Monday, July 2, 2007

Syncronicity

Isn't syncronicity a funny thing? I was puttering around the living room, kind of trying to tidy up...i have noticed a funny smell there the last couple of days and trying to figure out what it is, probably some old papers or books that i moved from the office. I remembered picking up some hand-me-down books left downstairs in the Lobby, so thinking that might be on the source i went looking for them. Picked this one up and smelt it...hmmmm, yes, this might be one causing the mild offending odor...so i take it outside to put on the little table on the balcony to air it out, and as i place it down on the table i glance at the title: A King's Story: The Memoirs of The Duke of Windsor. First published in 1947 and dedicated to Wallis

The funny thing about this is that last night i watched a two-hour (made for t.v.?) movie called: Her Royal Affair, the story about Wallace Simpson.

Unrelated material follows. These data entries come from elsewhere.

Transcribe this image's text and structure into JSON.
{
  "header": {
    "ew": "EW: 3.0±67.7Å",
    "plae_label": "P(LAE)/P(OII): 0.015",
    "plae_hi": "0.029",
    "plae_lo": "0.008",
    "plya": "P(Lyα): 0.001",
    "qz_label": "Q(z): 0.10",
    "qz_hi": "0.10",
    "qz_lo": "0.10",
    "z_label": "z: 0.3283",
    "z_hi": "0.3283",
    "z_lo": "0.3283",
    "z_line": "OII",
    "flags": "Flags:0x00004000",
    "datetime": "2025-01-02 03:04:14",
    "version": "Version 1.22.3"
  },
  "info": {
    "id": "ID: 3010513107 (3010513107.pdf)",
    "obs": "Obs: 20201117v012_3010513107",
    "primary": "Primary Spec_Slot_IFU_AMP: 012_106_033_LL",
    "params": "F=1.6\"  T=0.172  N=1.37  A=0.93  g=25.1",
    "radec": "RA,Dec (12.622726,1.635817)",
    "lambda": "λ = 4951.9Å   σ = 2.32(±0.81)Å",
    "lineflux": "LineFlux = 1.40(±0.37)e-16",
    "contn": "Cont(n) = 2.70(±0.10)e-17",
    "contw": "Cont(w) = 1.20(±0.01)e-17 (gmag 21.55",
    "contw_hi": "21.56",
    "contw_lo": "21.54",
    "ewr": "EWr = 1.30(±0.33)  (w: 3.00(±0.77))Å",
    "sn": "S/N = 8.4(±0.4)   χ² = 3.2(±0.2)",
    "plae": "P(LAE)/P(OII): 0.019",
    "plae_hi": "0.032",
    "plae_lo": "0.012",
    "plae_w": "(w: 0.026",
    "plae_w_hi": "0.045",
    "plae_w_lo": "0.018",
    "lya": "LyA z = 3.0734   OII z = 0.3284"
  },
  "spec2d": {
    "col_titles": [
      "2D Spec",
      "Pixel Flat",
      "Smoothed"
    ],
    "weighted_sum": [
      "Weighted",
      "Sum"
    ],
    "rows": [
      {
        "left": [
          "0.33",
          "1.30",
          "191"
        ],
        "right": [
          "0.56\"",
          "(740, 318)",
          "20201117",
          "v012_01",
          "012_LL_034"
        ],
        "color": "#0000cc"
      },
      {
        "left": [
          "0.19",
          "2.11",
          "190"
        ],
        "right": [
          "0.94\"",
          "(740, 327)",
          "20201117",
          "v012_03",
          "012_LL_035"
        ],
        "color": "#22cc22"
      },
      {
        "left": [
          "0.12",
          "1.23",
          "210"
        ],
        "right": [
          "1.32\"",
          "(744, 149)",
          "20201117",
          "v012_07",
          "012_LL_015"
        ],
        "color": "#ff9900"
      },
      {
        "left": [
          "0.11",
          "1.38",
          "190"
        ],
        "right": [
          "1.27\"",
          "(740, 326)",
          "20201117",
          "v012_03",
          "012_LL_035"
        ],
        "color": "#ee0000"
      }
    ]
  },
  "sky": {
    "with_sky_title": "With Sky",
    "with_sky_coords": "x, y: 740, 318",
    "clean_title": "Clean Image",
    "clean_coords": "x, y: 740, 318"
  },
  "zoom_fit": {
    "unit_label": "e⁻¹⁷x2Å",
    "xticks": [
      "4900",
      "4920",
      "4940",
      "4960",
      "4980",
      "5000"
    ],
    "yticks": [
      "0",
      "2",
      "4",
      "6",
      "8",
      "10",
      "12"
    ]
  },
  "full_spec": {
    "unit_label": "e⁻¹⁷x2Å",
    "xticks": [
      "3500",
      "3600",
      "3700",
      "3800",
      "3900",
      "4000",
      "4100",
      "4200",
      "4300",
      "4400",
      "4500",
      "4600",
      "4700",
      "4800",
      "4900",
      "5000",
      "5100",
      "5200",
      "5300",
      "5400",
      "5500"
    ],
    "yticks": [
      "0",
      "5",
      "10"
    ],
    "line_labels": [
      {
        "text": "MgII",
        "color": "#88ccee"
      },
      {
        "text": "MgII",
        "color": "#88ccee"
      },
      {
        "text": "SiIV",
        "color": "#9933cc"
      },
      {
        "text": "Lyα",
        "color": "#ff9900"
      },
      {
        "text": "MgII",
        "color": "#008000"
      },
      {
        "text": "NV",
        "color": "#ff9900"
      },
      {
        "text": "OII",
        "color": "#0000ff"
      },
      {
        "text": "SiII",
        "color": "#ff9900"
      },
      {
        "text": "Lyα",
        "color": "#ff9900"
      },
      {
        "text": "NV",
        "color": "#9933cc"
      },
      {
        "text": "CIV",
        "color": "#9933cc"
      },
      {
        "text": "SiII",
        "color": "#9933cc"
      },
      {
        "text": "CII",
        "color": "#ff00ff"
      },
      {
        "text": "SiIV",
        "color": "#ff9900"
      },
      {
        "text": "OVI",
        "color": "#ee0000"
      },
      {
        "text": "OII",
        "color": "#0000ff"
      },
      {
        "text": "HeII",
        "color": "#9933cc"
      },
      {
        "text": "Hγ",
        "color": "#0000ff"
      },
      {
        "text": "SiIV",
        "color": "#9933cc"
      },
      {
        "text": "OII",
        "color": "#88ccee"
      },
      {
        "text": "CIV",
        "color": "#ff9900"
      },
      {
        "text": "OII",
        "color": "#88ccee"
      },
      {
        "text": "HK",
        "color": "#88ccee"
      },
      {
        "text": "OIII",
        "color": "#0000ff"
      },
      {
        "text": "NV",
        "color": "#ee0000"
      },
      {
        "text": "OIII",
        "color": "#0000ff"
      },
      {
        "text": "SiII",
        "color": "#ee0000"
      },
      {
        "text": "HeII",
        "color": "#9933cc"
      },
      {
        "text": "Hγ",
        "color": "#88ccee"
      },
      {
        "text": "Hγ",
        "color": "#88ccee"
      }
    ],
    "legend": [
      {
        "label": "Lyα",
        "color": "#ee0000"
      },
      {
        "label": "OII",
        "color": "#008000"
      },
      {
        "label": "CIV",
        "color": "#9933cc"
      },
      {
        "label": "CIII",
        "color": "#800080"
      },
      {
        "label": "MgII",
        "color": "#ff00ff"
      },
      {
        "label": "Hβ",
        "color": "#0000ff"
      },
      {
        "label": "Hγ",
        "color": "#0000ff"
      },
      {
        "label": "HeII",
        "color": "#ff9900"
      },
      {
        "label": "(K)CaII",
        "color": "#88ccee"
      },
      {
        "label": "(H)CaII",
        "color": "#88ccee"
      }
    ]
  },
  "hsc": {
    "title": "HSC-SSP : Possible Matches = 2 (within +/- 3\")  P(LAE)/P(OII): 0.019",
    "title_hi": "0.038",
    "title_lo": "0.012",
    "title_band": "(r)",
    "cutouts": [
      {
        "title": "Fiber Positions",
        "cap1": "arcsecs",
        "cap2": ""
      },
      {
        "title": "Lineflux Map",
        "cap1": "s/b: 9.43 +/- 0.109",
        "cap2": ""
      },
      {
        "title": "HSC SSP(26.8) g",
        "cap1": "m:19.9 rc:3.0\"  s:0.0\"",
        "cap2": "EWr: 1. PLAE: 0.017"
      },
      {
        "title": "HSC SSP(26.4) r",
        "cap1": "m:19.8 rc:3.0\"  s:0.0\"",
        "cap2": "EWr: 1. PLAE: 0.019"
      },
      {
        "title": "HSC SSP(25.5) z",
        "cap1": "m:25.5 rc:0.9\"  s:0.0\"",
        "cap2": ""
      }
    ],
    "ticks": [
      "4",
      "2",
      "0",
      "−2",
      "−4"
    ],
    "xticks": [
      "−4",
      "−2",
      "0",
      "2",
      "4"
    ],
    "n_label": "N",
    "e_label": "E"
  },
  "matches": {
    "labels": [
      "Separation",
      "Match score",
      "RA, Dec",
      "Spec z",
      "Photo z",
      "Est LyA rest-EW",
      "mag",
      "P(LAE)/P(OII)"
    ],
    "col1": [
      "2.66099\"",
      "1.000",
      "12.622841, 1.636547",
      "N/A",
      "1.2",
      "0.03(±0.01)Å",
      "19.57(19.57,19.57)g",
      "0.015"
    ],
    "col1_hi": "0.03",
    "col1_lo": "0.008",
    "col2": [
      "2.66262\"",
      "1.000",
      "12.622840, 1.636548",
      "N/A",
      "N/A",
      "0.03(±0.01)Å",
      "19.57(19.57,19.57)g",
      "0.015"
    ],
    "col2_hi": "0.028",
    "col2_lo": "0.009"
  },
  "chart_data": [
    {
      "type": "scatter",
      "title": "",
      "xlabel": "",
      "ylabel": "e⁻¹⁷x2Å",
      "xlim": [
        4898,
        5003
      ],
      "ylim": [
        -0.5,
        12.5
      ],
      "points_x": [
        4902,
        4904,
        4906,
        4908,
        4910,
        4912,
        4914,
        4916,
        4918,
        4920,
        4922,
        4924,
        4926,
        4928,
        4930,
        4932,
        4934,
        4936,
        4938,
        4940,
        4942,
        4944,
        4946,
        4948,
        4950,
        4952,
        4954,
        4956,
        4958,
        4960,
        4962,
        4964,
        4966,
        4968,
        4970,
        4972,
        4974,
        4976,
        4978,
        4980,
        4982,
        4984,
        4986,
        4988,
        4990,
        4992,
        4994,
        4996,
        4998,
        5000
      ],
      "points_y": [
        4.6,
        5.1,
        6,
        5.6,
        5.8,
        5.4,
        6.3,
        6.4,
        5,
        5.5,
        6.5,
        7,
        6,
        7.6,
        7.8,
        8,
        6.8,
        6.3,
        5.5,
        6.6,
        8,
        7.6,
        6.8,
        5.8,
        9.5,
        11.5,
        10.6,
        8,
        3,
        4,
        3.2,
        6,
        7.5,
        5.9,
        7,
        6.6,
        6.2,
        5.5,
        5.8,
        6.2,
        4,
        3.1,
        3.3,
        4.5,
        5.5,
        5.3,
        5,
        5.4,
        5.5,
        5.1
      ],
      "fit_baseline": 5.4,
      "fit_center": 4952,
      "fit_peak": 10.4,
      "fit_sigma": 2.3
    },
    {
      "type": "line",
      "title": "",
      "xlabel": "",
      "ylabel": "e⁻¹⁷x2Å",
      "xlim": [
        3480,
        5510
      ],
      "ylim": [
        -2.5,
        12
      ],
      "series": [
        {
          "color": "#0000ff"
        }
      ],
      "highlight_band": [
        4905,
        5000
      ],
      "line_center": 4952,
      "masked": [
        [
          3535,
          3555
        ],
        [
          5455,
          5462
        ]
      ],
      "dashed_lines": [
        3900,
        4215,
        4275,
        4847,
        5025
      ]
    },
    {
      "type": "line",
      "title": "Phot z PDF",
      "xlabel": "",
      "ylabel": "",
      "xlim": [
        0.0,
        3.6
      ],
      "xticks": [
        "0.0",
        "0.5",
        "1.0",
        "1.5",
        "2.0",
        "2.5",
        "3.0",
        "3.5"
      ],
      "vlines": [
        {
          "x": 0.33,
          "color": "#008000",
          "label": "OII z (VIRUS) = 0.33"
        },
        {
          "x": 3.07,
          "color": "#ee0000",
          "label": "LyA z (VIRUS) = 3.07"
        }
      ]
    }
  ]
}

It was month's ago that i picked up this book thinking i might like to read it someday, and it got buried in amongst my clutter of papers and crafts, but today it resurfaced.

Then i noticed some yellowed newsprint sticking out, and opening up the book i found an article from The Vancouver Sun dated May 8th 1975, the headlines blaring "Good Riddance. What luck that Edward VIII quit!" The article by A.L. Rowse goes on to state:

"The first thing to be said about Frances Donaldson's King Edward VIII: A Biography of the Duke of Windsor, is that it is quite the best book on the subject, reliable,very well informed, written by a gentle-woman who knows both the world and how to write. The tone is excellent, cool and courteous, remarkably without bias.

The second thing is that the reader can rely on this account of it all, when he simply cannot on the Windsors' stories. Both their books are self-justificatory, and without any objective understanding of their determining conditions of their position, of what happened to them, and why.

The Duke of Windsor was really a psychological case. He constructed for himself a caraspace, within which he lived, took up the position that he had been badly treated and had been in the right all along.

The fundamental fact is that he was unsuitable for this job as king and would never have stayed the course. From this point of view Britain owes a debt to the then Mrs. Simpson, now Duchess of Windsor, for getting him off the throne.

This was appreciated at the time at my Oxford College, All Souls, where Geoffrey Dawson was a key figure: as editor of the London Times, a friend of Prime Minister Stanley Baldwin and Archbishop C.G. Lang, he was one of the inner circle who knew everything. When the affair was being discussed, someone said that Edward was quite unsuitable for king and a monument should be erected to Mrs. Simpson for ridding us of him.

There is a most important consideration which provides the perspective in which to view the historic episode. The affair was managed in such gentlemanly fashion in England, with so much of the usual English humbug, all the cracks papered over so far as possible, that even today people are not aware of the true facts of the situation. The financial facts, for one.

Lady Donaldson says that everything has now been said and all is known about the abdication. This is not so: we have not been told about the financial aspects, and naturally she was not given any information by the royal family. She mentions the Duke's meanness about money, that it became an absorbing interest to him and that he made a vast fortune."
- to be continued at a later time (my writst are getting sore from too much keyboarding)

By-the-by: the newspaper clipping is an editorial-page book review from the Wall Street Journal, and Dr. Rowse is a well-known British scholar whose special field of study is Shakespeare and the Elizabethan age.

Once the book (the one written by the Duke, strangely titled "A King's Story") is "aired-out" and fit to be indoors, i thought that it would be my Summer Reading, but having read only 8 or 9 pages i doubt that i will be able to plow through it, even in a few summers or more.

The reading is hard going, with labourious sentences like this one describing a scene from his childhood, when he was misbehaving had had to be disciplined by his 'man-nanny' [my interpretation]:

"Finch marched me off to the bedroom, laid my face down on the bed, and while I kicked and yelled, applied a large hand to that part of the anotomy which nature has conveniently provided for the chastisement of small boys." - oh brother!

6 comments:

Ian Lidster said...

Actually, it's 'Wallis' Simpson, just as a quibbling point. Anyway, she was a lady who knew how to butter her bread, just to speak metaphorically.
Ian

dragonflyfilly said...

you mean "marmalade her toast" don't you! *chuckle*...thanks for the correction, i guess i'm not ready to be an editor yet, eh?

pj

Jean-Luc Picard said...

There are many different viewpoints of this story, like most major events. I love your last paragraph.

dragonflyfilly said...

ohhhhh? hmmmm...my imagination is running away with me as i wonder exactly WHAT it is that you love about my last paragraph...*chuckle*,

later,
pj

alan said...

I don't think I had ever heard anyone say he was so unsuited for the throne...nice to escape our "Modern Times" for a moment!

alan

dragonflyfilly said...

times have changed; perhaps he was unsuited then (consider his involvement with Hitler), but "nowadays" he may be acceptable?